If you can’t do nuts, the 1 cup cashews and 1 ½ cup water can be swapped for a can of coconut milk. Enjoy!
Vegan Strawberry Rhubarb Panna Cotta
Strawberry Rhubarb Compote
2 cups organic strawberries (fresh or frozen)
2 cups rhubarb
6 Tbsp maple syrup
2 tsp vanilla extract
Add ingredients to a pot and bring to a boil. Lower heat to medium and cook until fruit has broken down to a mushy consistency (about 10-15 minutes, based on your cooking temperature). Remove from heat and set aside to cool.
1 cup cashews, soaked
1 ½ cups water
¾ cup strawberry rhubarb compote (see recipe above)
1 tsp vanilla extract
½ tsp lemon zest
2 tsp agar agar powder
Combine all of the ingredients, except for the agar agar powder in a blender (I used my nutribullet) and process until smooth. Bring mixture to a boil on the stovetop and whisk in agar agar to dissolve. Lower heat and simmer for 5 minutes, then transfer the mixture to ramekins. I used six three-inch ramekins.
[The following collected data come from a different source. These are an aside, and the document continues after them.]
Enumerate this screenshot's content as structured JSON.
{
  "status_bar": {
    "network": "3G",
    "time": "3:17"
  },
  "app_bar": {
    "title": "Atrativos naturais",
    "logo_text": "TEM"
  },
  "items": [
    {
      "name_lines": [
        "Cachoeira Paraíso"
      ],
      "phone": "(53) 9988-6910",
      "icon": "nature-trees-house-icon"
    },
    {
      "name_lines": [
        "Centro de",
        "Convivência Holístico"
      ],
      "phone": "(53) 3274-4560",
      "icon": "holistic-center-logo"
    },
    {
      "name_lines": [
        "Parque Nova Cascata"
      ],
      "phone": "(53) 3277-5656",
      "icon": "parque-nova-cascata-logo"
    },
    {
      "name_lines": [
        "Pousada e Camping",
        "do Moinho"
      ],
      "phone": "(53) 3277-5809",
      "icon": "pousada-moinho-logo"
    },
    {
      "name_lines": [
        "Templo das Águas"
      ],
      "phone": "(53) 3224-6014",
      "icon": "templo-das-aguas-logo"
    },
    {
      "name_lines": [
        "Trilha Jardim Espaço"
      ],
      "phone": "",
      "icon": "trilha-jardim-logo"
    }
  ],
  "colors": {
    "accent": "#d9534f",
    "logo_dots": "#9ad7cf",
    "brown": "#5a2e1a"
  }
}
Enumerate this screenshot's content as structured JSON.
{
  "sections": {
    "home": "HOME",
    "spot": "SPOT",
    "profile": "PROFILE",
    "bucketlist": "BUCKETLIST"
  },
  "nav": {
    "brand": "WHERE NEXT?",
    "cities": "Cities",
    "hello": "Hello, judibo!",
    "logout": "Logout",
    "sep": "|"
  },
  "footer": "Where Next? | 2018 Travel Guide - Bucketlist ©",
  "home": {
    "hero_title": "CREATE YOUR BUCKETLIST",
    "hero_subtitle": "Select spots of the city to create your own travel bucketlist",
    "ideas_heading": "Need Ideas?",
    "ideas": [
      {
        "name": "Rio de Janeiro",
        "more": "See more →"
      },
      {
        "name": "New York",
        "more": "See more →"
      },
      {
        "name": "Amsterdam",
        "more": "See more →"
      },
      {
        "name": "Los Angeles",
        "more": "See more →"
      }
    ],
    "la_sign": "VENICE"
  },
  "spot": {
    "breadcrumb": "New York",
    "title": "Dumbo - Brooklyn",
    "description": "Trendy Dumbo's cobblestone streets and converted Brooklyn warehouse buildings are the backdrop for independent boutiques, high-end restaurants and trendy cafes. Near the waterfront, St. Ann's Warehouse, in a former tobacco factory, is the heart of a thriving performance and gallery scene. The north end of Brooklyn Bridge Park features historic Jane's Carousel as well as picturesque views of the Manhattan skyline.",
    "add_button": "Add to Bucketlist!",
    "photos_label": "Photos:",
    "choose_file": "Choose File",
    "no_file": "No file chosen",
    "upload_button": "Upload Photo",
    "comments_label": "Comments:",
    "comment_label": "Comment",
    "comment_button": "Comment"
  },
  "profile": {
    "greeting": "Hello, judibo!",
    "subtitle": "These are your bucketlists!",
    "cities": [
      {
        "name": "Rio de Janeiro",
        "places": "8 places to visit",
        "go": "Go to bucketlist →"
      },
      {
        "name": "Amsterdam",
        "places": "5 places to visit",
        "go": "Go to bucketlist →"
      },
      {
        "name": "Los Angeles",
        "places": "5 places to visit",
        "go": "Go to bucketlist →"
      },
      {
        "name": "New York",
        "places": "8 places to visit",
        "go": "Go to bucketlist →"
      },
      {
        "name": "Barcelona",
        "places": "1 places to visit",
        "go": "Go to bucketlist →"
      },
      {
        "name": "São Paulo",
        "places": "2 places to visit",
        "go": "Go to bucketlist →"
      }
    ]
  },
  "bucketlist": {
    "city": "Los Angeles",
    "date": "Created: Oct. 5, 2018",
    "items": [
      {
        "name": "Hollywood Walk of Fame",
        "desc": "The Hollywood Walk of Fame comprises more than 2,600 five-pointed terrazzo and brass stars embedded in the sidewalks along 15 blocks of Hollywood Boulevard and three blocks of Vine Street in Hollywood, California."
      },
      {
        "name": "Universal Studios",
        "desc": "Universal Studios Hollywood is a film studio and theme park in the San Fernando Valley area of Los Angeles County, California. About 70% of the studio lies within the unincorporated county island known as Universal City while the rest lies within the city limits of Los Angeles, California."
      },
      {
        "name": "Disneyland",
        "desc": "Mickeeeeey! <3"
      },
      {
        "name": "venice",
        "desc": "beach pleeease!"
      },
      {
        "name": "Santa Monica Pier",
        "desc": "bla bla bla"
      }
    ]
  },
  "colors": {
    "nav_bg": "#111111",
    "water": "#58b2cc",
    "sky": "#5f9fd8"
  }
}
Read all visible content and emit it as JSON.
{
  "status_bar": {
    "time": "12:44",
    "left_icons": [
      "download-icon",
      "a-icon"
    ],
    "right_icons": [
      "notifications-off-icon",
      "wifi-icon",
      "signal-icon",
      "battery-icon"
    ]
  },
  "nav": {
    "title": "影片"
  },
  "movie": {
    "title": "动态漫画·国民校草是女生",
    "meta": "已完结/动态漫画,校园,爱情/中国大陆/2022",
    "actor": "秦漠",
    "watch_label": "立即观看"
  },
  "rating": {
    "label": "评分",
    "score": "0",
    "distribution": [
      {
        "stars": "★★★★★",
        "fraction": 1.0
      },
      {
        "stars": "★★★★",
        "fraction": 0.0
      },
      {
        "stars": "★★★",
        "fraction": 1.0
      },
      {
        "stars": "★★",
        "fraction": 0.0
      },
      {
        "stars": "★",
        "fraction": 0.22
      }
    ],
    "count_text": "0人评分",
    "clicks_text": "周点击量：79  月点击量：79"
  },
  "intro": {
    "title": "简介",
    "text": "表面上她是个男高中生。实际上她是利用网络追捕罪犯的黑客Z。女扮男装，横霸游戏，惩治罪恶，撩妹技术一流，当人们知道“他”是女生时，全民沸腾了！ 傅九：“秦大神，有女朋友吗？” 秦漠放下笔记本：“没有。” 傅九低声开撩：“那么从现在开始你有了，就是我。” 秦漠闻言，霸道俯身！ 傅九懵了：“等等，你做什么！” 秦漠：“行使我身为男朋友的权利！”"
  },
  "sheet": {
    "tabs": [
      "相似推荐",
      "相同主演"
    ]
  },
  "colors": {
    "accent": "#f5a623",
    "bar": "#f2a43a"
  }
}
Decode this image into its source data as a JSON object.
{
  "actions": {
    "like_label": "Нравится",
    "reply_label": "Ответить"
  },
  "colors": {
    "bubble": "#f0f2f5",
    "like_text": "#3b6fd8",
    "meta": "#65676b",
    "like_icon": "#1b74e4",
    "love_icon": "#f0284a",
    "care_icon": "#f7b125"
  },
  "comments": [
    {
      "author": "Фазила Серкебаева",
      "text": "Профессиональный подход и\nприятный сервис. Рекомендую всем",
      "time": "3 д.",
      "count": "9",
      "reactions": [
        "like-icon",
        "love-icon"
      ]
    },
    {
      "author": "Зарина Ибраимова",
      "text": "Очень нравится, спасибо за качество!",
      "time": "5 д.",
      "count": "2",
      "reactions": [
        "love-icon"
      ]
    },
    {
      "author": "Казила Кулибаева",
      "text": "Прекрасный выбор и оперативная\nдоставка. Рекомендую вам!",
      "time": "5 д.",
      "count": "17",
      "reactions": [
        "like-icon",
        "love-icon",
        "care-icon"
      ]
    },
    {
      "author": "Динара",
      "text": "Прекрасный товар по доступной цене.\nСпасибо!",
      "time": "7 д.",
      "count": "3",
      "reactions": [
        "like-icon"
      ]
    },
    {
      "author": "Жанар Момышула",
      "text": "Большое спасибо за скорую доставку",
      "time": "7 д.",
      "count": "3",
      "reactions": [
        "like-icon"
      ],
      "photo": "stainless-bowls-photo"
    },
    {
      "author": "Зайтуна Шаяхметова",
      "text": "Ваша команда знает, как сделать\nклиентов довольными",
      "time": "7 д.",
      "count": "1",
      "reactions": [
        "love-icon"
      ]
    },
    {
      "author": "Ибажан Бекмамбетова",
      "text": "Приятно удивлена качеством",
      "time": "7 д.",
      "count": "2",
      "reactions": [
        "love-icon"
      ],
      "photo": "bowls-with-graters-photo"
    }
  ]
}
Chill in the fridge for at least 2 hours. Just before serving, run a knife around the edge of the ramekin to gently release. You can put a layer of parchment at the bottom, but I found it wasn’t necessary, it came out easily with a bit of gentle nudging with my knife.
When the panna cotta begins to release, flip the ramekin upside down on your hand (my choice, as I put a layer of compote underneath) or directly on your plate. Serve with the remaining compote. If you want to make things super easy for yourself (or want to show off some fancy ceramics) you can serve the panna cotta in the ramekins and simply top with a bit of compote.